There are many limiting factors to be considered before implementing MIBG scintigraphy in the clinical work up of dementia patients. These include a lack of pathological data in the discrimination of DLB from AD; sharing of clinical and pathological features between DLB and AD; a typically older patient cohort with cardiovascular disease comorbidity which can have reduced cardiac uptake on MIBG scan; polypharmacy in this elderly population with drugs that may interfere with MIBG uptake into the sympathetic nerve terminals; and lack of larger international studies with large patient population.5 Moreover, in the United States, none of the available nuclear imaging techniques (i.e., DaTscan, FDG-PET, and myocardial MIBG scan) are currently reimbursed by the Centers for Medicare & Medicaid Services (CMS) for diagnosis of DLB, and at present the most commonly performed imaging in suspected cases of DLB is brain CT and MRI.

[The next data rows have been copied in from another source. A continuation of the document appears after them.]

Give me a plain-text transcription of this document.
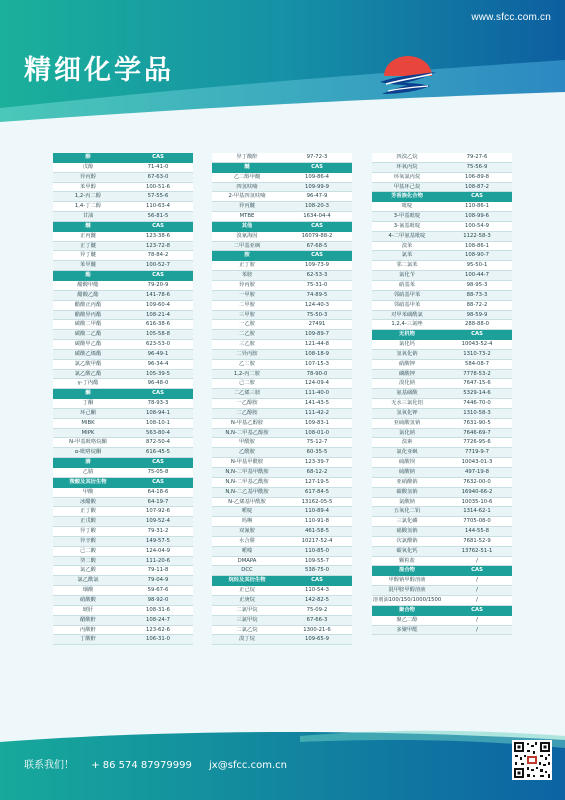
www.sfcc.com.cn
精细化学品
醇	CAS
戊醇	71-41-0
异丙醇	67-63-0
苯甲醇	100-51-6
1,2-丙二醇	57-55-6
1,4-丁二醇	110-63-4
甘油	56-81-5
醚	CAS
正丙醚	123-38-6
正丁醚	123-72-8
异丁醚	78-84-2
苯甲醚	100-52-7
酯	CAS
醋酸甲酯	79-20-9
醋酸乙酯	141-78-6
醋酸正丙酯	109-60-4
醋酸异丙酯	108-21-4
碳酸二甲酯	616-38-6
碳酸二乙酯	105-58-8
碳酸甲乙酯	623-53-0
碳酸乙烯酯	96-49-1
氯乙酸甲酯	96-34-4
氯乙酸乙酯	105-39-5
γ-丁内酯	96-48-0
酮	CAS
丁酮	78-93-3
环己酮	108-94-1
MIBK	108-10-1
MIPK	563-80-4
N-甲基吡咯烷酮	872-50-4
α-吡咯烷酮	616-45-5
腈	CAS
乙腈	75-05-8
羧酸及其衍生物	CAS
甲酸	64-18-6
冰醋酸	64-19-7
正丁酸	107-92-6
正戊酸	109-52-4
异丁酸	79-31-2
异辛酸	149-57-5
己二酸	124-04-9
癸二酸	111-20-6
氯乙酸	79-11-8
氯乙酰氯	79-04-9
烟酸	59-67-6
硝酸酸	98-92-0
琥肝	108-31-6
醋酸酐	108-24-7
丙酸酐	123-62-6
丁酸酐	106-31-0
异丁酸酐	97-72-3
醚	CAS
乙二醇甲醚	109-86-4
四氢呋喃	109-99-9
2-甲基四氢呋喃	96-47-9
异丙醚	108-20-3
MTBE	1634-04-4
其他	CAS
溴氰海因	16079-88-2
二甲基亚砜	67-68-5
胺	CAS
正丁胺	109-73-9
苯胺	62-53-3
异丙胺	75-31-0
一甲胺	74-89-5
二甲胺	124-40-3
三甲胺	75-50-3
一乙胺	27491
二乙胺	109-89-7
三乙胺	121-44-8
二异丙胺	108-18-9
乙二胺	107-15-3
1,2-丙二胺	78-90-0
己二胺	124-09-4
二乙烯三胺	111-40-0
一乙醇胺	141-43-5
二乙醇胺	111-42-2
N-甲基乙醇胺	109-83-1
N,N-二甲基乙醇胺	108-01-0
甲酰胺	75-12-7
乙酰胺	60-35-5
N-甲基甲酰胺	123-39-7
N,N-二甲基甲酰胺	68-12-2
N,N-二甲基乙酰胺	127-19-5
N,N-二乙基甲酰胺	617-84-5
N-乙烯基甲酰胺	13162-05-5
哌啶	110-89-4
吗啉	110-91-8
双氰胺	461-58-5
水合肼	10217-52-4
哌嗪	110-85-0
DMAPA	109-55-7
DCC	538-75-0
烷烃及其衍生物	CAS
正己烷	110-54-3
正庚烷	142-82-5
二氯甲烷	75-09-2
三氯甲烷	67-66-3
二氯乙烷	1300-21-6
溴丁烷	109-65-9
四溴乙烷	79-27-6
环氧丙烷	75-56-9
环氧氯丙烷	106-89-8
甲基环己烷	108-87-2
芳香族化合物	CAS
吡啶	110-86-1
3-甲基吡啶	108-99-6
3-氰基吡啶	100-54-9
4-二甲氨基吡啶	1122-58-3
溴苯	108-86-1
氯苯	108-90-7
邻二氯苯	95-50-1
氯化苄	100-44-7
硝基苯	98-95-3
邻硝基甲苯	88-73-3
邻硝基甲苯	88-72-2
对甲苯磺酰氯	98-59-9
1,2,4-三氮唑	288-88-0
无机物	CAS
氯化钙	10043-52-4
氢氧化钠	1310-73-2
硝酸钾	584-08-7
磷酸钾	7778-53-2
溴化钠	7647-15-6
氨基磺酸	5329-14-6
无水三氯化铝	7446-70-0
氢氧化钾	1310-58-3
亚硫酸氢钠	7631-90-5
氯化钠	7646-69-7
溴素	7726-95-6
氯化亚砜	7719-9-7
硫酸钡	10043-01-3
硫酸钠	497-19-8
亚硝酸钠	7632-00-0
碳酸氢钠	16940-66-2
氯酸钠	10035-10-6
五氧化二钒	1314-62-1
三氯化磷	7705-08-0
硝酸氢钠	144-55-8
次氯酸钠	7681-52-9
碳氧化钙	13762-51-1
颗粒盐	/
混合物	CAS
甲醇钠甲醇溶液	/
混甲胺甲醇溶液	/
溶剂油100/150/1000/1500	/
聚合物	CAS
聚乙二醇	/
多聚甲醛	/
联系我们！ + 86 574 87979999 jx@sfcc.com.cn
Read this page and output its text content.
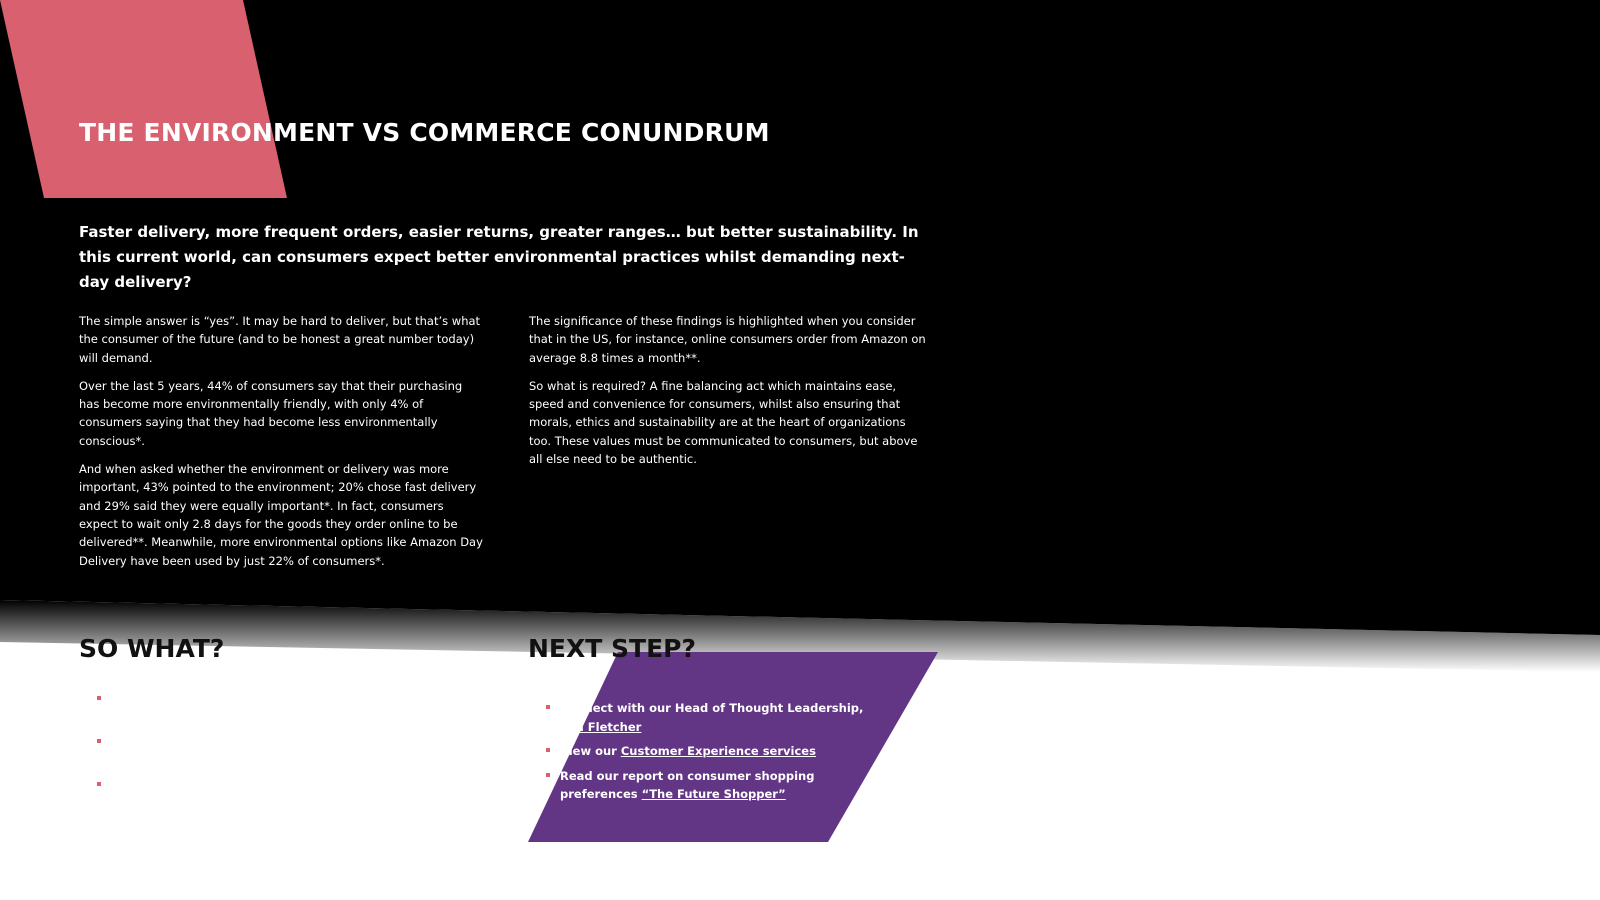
THE ENVIRONMENT VS COMMERCE CONUNDRUM

Faster delivery, more frequent orders, easier returns, greater ranges… but better sustainability. In this current world, can consumers expect better environmental practices whilst demanding next-day delivery?

The simple answer is “yes”. It may be hard to deliver, but that’s what the consumer of the future (and to be honest a great number today) will demand.

Over the last 5 years, 44% of consumers say that their purchasing has become more environmentally friendly, with only 4% of consumers saying that they had become less environmentally conscious*.

And when asked whether the environment or delivery was more important, 43% pointed to the environment; 20% chose fast delivery and 29% said they were equally important*. In fact, consumers expect to wait only 2.8 days for the goods they order online to be delivered**. Meanwhile, more environmental options like Amazon Day Delivery have been used by just 22% of consumers*.

The significance of these findings is highlighted when you consider that in the US, for instance, online consumers order from Amazon on average 8.8 times a month**.

So what is required? A fine balancing act which maintains ease, speed and convenience for consumers, whilst also ensuring that morals, ethics and sustainability are at the heart of organizations too. These values must be communicated to consumers, but above all else need to be authentic.

SO WHAT?	NEXT STEP?
Connect with our Head of Thought Leadership, Tim Fletcher
View our Customer Experience services
Read our report on consumer shopping preferences “The Future Shopper”
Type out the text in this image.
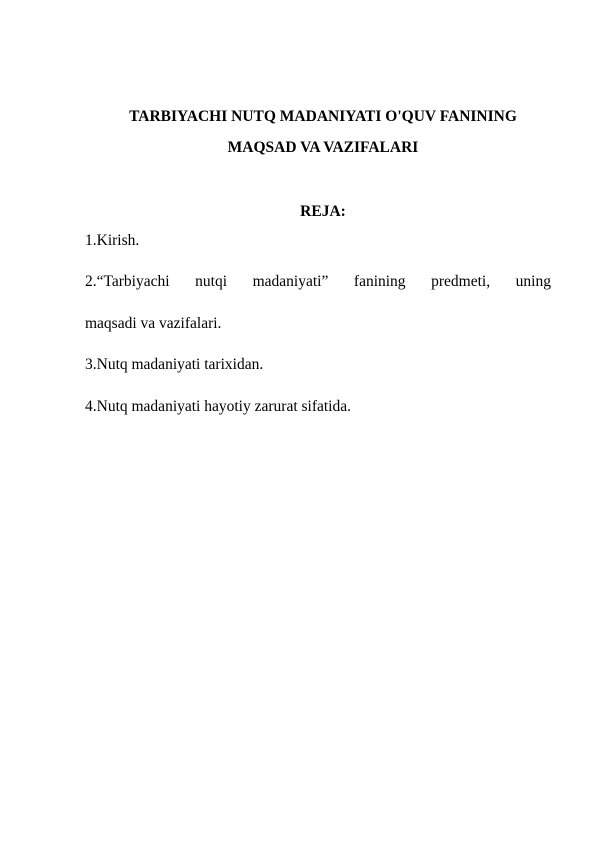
TARBIYACHI NUTQ MADANIYATI O'QUV FANINING
MAQSAD VA VAZIFALARI
REJA:
1.Kirish.
2.“Tarbiyachi nutqi madaniyati” fanining predmeti, uning
maqsadi va vazifalari.
3.Nutq madaniyati tarixidan.
4.Nutq madaniyati hayotiy zarurat sifatida.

There is a clear growing interest to include MIBG scintigraphy as an imaging biomarker in DLB and other Lewy body-related disorders, specifically when there is doubt about the diagnosis between DLB and AD.5 Although the DLB Consortium consensus report 2 has listed MIBG scintigraphy as an indicative biomarker for DLB diagnosis, caution should be exercised in MIBG scan interpretation in light of possible confounding variables as mentioned above and the non-specific pattern of regional myocardial uptake defects on SPECT as noted by Roberts G. and colleagues.19 Moreover, the use of MIBG scintigraphy for DLB for routine clinical application in the US will be greatly limited until reimbursement improves.